Den Ausgangspunkt bildet das im Projekt FLEMING entwickelte sensorische Überwachungssystem für Mittelspannungsschaltanlagen, das technische Probleme auf der Komponentenebene detektiert. Im Rahmen des Projekts AProSys wird eine optimierte multifunktionale Variante dieses Systems für die Lebensdauerprognose adaptiert. Dabei bildet die Integration angepasster Prognosemodelle in das KI-gestützte Assistenzsystem den fundamentalen Bestandteil, die insbesondere versorgungssicherheitsrelevante Ereignisse präzise im sich dynamisch ändernden Stromnetz für einen langfristigen Zeitraum vorhersagen. Darauf basierende KI-Algorithmen stellen Betreibenden und dem technischen Wartungspersonal priorisierte Handlungsempfehlungen auf der Line-Up-Ebene zur Verfügung. Das Assistenzsystem weist damit nicht nur auf potenzielle Ausfälle hin, sondern wird dahingehend weiterentwickelt, dass es in technisch komplexen Fragestellungen unterstützen und wertvolle Fähigkeiten zur Problemlösung im Sinne eines kognitiven Systems vermitteln kann. Ein weiterer Bestandteil dieses kognitiven Assistenzsystems ist die digitale Unterstützung bei der Planung von Aktivitäten innerhalb des Workforce-Managements und des Wissensmanagements. Konzepte zur Neugestaltung der Dienstleistungen im Verteilnetz werden erarbeitet und validiert, damit die Assistenzsysteme einen effizienten Betrieb und eine wirtschaftliche Instandhaltung in Unternehmen ermöglichen können.
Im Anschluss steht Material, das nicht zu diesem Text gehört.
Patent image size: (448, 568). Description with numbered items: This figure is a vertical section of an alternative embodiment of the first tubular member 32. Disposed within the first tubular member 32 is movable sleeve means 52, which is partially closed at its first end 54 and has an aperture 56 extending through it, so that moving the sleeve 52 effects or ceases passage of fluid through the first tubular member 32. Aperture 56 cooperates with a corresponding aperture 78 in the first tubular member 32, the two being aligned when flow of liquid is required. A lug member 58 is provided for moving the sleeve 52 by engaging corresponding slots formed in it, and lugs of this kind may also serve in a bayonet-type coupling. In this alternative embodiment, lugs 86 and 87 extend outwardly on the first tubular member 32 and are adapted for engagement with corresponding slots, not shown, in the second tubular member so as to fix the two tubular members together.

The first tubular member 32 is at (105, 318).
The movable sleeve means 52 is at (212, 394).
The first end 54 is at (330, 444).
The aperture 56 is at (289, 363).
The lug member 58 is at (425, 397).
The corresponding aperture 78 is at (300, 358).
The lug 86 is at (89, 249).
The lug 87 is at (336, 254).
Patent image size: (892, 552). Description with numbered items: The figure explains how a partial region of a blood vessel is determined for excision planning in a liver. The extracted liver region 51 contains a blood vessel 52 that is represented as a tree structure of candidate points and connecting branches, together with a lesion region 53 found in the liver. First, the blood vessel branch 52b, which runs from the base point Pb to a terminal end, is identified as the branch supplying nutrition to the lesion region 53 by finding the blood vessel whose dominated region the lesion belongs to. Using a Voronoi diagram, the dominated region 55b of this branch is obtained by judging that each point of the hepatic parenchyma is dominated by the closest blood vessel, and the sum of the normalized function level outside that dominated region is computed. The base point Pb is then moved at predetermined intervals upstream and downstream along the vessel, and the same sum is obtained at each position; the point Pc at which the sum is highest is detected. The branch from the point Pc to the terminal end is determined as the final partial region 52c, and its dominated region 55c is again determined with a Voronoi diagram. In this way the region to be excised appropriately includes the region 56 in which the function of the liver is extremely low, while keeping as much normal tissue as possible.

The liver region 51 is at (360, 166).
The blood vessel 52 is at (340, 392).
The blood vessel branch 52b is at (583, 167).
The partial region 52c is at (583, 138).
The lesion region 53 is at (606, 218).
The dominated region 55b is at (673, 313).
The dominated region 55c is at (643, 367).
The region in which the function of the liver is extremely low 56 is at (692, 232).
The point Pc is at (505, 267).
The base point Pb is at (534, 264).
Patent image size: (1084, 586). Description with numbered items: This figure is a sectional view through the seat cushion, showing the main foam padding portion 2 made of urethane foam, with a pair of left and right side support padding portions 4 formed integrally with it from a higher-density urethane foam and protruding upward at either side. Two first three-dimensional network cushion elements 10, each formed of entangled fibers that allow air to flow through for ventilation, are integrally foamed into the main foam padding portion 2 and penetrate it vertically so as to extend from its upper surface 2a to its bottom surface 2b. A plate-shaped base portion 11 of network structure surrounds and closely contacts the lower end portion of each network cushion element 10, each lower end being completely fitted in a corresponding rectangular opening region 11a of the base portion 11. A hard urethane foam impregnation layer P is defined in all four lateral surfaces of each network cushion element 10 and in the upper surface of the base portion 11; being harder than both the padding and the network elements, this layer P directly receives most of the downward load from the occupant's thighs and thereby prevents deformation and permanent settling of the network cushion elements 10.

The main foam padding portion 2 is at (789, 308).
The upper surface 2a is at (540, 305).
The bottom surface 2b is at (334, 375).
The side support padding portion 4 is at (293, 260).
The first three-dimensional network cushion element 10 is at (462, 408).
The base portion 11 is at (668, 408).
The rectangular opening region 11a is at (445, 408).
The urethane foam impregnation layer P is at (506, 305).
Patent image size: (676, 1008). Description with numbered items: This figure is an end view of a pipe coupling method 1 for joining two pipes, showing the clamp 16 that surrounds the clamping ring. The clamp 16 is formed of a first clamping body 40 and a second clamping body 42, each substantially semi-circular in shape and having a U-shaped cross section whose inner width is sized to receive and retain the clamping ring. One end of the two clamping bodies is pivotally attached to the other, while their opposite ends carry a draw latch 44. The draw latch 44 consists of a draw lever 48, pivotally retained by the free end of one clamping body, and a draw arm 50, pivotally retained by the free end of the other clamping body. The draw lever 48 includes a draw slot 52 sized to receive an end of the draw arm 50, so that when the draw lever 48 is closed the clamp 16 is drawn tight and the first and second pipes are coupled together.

Zur Erreichung der Projektziele sind verschiedene Ebenen des Verteilnetzes einzubinden. Die Steuerungs- und Schutzkomponenten bilden die untere Ebene für die komplette Schaltanlage, die mit generischen Sensorlösungen für die Strom-, Spannungs- und Temperaturmessung sowie zur Erfassung von Vibrations- oder Akustiksignalen ausgestattet ist. Diese Sensorlösungen sind für die gleichzeitige Überwachung mehrerer Komponenten oder Anlagen inkl. ihrer Funktion zu ertüchtigen. Darauf aufbauend liegt der Fokus in der praktischen Realisierung des kognitiven Assistenzsystems, das auf Basis der Sensorsignale der Komponentenebene sowie geeigneter Prognosemodelle dynamisch priorisierte Handlungsempfehlungen für die betrachtete Schaltanlage ableitet. Darüber hinaus wird angestrebt, mit diesem System zusätzlich benachbarte Energietechnikanlagen und die Umgebung zu überwachen, z.B. in Bezug auf elektrische Ereignisse wie Teilentladung in Erdkabeln. Ebenfalls wird die Personensicherheit durch zuverlässige anonymisierte Detektion von anwesendem Servicepersonal sichergestellt. Die entwickelten Prognose- und Assistenzsysteme werden bei den am Projekt beteiligten Betreibern experimentell validiert und eine Pilotierung wird angestrebt, um den Mehrwert für die Transformation des Verteilnetzes im Rahmen der Energie- und Mobilitätswende in Deutschland konkret zu belegen.